If I said, “if you don’t want a beating, then obey me”, that’s a moral command from an authority, not a universal moral imperative. A moral imperative is an imperative that supersedes all others, which implies they are true and testable. They maximize the chances of our own personal satisfaction through our actions that create the better society and the better world we live in.

A moral imperative maintains “self-interest”, not “selfishness”. Self-interest warrants generosity and concern for others. Moral imperatives usually involve long-term payoffs, which might explain why people don’t like grappling with them.

The logical proof of how all moral systems break down into hypothetical imperatives can be found by following a couple of links that are in the John Davidson post and often are used by Richard.

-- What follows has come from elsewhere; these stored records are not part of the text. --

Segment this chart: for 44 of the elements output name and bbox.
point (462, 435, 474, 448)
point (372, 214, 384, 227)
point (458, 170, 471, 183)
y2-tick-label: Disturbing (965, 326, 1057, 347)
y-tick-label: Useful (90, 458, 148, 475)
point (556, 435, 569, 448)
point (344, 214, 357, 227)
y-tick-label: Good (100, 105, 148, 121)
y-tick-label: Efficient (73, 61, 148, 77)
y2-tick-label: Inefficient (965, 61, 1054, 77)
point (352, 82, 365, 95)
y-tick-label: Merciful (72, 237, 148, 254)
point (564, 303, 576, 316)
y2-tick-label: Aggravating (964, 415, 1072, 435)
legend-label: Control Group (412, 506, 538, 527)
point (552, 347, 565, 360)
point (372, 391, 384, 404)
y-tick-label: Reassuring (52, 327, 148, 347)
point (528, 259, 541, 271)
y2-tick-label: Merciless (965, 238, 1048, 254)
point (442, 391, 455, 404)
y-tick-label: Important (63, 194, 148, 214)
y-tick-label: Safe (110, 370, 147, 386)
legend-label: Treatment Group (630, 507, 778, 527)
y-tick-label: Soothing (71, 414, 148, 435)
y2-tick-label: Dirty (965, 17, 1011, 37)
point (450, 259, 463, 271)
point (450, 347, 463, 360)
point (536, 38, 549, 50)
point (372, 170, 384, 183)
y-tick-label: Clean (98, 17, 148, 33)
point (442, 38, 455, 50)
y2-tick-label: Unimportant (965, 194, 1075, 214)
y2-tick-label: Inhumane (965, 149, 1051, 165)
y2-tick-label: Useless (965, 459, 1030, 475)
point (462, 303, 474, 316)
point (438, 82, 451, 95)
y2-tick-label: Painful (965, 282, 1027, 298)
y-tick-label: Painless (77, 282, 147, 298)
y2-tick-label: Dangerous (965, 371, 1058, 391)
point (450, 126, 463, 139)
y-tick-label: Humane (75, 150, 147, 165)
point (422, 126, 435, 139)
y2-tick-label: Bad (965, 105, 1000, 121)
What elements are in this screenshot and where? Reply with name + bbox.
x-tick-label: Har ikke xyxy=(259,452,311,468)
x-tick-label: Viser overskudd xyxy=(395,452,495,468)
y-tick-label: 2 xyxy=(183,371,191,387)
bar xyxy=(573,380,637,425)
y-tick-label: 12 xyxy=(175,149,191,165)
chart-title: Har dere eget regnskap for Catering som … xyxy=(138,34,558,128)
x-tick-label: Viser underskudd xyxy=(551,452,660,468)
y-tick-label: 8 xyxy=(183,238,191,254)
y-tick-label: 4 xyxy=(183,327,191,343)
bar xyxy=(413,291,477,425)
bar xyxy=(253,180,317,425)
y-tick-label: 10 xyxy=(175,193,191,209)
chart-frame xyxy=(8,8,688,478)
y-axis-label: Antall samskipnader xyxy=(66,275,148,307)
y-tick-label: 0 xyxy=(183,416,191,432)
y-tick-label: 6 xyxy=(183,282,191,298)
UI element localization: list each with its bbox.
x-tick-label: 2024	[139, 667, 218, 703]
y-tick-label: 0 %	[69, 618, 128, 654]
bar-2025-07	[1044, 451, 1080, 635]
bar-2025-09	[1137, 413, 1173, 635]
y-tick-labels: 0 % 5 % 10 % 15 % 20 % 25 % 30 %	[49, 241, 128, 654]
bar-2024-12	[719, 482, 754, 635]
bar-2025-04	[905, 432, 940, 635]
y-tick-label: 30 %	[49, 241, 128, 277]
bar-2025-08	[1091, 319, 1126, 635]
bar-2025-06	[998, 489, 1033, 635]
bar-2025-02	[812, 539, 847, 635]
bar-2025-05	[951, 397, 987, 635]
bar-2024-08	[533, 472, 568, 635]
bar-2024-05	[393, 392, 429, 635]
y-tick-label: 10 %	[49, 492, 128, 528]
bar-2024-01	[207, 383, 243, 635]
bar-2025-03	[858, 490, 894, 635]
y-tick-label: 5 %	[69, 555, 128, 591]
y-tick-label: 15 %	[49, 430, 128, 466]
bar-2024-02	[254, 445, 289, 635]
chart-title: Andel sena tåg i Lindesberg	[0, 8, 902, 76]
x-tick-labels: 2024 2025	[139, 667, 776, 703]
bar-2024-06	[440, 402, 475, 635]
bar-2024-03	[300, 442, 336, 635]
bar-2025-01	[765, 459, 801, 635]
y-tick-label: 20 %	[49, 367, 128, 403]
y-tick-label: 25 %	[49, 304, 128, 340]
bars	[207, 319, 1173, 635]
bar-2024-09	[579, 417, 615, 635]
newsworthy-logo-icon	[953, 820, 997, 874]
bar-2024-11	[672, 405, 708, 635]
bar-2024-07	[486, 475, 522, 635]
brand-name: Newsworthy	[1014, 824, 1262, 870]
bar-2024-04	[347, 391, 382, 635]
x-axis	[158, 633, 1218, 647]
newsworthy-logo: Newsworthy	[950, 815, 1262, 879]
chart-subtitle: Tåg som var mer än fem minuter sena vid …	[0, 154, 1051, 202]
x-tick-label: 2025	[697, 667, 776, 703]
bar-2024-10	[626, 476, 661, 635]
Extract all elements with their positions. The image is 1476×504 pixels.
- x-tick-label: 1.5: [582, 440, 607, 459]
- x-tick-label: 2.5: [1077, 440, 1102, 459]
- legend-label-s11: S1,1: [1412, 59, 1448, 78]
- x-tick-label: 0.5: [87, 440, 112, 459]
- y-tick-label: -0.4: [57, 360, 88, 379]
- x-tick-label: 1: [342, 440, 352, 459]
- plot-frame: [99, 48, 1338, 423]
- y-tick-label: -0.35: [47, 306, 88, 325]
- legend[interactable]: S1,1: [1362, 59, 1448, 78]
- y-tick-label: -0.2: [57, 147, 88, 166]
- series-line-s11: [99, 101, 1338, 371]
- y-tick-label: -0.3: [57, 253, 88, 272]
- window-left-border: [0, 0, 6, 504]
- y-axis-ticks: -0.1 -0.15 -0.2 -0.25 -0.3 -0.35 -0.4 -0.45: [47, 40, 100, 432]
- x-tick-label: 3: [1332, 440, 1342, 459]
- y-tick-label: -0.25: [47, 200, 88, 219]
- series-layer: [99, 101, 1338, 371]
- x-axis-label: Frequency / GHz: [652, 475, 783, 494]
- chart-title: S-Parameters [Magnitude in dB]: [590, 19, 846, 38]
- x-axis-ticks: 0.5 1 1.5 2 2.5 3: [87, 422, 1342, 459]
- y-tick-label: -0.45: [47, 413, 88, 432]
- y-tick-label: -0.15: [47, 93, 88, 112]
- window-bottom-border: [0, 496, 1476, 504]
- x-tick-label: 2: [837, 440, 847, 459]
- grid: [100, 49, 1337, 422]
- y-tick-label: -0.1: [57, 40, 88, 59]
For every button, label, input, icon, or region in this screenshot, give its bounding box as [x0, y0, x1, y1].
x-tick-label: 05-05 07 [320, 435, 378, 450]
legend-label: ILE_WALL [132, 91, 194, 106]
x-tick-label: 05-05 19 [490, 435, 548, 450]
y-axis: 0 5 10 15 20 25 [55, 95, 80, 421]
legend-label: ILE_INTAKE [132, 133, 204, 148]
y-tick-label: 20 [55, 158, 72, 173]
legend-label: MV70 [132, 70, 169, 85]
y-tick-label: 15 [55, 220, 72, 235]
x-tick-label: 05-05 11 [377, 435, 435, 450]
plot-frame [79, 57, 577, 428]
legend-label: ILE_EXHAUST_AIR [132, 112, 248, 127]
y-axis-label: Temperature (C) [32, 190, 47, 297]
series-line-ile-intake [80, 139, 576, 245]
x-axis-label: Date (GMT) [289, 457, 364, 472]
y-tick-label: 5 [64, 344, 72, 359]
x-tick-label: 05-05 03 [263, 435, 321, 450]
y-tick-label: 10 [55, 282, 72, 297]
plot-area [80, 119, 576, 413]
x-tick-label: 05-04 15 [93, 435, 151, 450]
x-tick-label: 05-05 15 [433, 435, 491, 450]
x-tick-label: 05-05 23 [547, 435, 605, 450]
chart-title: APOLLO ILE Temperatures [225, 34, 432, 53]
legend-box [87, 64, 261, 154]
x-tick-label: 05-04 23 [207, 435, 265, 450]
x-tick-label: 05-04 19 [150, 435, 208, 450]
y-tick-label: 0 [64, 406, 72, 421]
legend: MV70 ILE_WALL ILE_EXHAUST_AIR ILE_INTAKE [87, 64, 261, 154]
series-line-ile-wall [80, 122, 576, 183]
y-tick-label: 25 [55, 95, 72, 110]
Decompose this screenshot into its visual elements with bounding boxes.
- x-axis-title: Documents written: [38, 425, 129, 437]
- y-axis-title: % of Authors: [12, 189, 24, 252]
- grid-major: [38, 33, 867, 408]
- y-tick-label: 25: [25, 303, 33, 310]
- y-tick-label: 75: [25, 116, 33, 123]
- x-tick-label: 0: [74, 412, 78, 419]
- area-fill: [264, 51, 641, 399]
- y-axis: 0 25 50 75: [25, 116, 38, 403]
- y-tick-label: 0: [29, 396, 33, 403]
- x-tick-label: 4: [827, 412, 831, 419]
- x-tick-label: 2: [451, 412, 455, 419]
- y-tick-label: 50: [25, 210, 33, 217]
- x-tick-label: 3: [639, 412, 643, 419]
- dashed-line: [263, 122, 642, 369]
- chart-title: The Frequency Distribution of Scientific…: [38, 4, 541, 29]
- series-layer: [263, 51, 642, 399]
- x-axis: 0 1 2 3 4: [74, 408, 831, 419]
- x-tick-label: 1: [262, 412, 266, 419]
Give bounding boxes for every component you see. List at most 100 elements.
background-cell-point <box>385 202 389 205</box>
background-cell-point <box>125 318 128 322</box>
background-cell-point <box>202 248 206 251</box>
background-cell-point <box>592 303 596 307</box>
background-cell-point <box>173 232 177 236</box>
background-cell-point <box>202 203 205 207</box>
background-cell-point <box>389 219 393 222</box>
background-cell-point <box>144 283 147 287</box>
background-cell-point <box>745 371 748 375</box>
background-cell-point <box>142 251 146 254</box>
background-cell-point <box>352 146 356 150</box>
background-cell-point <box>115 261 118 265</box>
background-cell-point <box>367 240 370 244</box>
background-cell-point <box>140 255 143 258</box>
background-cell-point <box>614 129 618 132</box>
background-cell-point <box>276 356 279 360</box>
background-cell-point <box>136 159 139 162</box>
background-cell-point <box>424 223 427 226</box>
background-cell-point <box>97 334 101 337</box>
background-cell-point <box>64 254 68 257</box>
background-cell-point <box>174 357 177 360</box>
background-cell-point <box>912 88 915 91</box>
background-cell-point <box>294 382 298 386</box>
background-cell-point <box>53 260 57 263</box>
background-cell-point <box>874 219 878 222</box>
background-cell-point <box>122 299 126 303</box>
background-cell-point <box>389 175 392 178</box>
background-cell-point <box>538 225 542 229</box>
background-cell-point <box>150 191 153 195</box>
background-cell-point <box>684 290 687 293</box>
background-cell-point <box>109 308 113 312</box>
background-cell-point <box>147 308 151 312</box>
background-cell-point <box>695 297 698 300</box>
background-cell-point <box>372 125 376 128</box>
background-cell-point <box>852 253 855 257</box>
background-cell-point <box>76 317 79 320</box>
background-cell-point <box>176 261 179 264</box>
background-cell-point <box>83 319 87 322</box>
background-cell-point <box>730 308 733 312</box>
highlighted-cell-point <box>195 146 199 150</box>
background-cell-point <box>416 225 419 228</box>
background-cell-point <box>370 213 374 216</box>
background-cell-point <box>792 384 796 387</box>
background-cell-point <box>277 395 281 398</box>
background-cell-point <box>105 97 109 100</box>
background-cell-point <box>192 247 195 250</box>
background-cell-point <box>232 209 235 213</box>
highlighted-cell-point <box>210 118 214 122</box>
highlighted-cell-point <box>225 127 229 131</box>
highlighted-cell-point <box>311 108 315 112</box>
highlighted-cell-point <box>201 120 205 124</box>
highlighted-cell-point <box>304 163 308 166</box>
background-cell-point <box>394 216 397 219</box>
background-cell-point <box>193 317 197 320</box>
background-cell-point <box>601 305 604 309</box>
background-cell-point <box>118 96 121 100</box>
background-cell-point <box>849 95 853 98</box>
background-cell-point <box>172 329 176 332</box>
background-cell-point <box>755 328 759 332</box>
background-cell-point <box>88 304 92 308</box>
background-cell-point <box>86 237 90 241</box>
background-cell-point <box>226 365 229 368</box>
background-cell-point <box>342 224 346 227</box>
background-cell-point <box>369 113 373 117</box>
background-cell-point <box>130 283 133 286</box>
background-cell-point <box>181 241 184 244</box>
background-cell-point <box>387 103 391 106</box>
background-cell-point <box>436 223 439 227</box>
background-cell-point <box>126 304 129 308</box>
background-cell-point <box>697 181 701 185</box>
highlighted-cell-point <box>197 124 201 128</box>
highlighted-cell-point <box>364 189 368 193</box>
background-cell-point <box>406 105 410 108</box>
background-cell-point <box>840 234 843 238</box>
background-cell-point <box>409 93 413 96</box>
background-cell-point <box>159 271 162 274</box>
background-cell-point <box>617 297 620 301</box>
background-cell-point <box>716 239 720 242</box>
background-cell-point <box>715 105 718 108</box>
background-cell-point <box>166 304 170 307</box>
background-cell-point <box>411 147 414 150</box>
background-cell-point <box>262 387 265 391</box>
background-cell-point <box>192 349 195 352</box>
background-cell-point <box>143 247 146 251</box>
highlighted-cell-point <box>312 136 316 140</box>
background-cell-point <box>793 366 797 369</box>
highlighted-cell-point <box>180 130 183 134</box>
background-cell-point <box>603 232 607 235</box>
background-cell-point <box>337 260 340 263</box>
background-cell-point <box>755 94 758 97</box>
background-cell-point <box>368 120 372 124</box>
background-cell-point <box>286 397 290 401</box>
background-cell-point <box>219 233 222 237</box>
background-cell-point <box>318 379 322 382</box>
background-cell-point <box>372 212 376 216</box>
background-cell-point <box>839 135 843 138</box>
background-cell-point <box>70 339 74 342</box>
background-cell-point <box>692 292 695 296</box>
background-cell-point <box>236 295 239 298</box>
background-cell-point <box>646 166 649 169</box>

·         The Real Basis of a Moral World

·         All your moral systems are the same

·         Or skip straight to the source he sites, Phillipa Foot

o   Morality as a System of Hypothetical Imperatives

I won’t try to recreate them. In a sentence it’s something like all of moral systems are consequentialism in some form but to really work, they need to be based on reason so you can truly be convinced that X is the right thing to do to achieve a Y that meets the three metrics, universally.

Some questions that come up, might be, “if we can do this, and have done this, why hasn’t it worked so far?” Or more simply, “Now what?”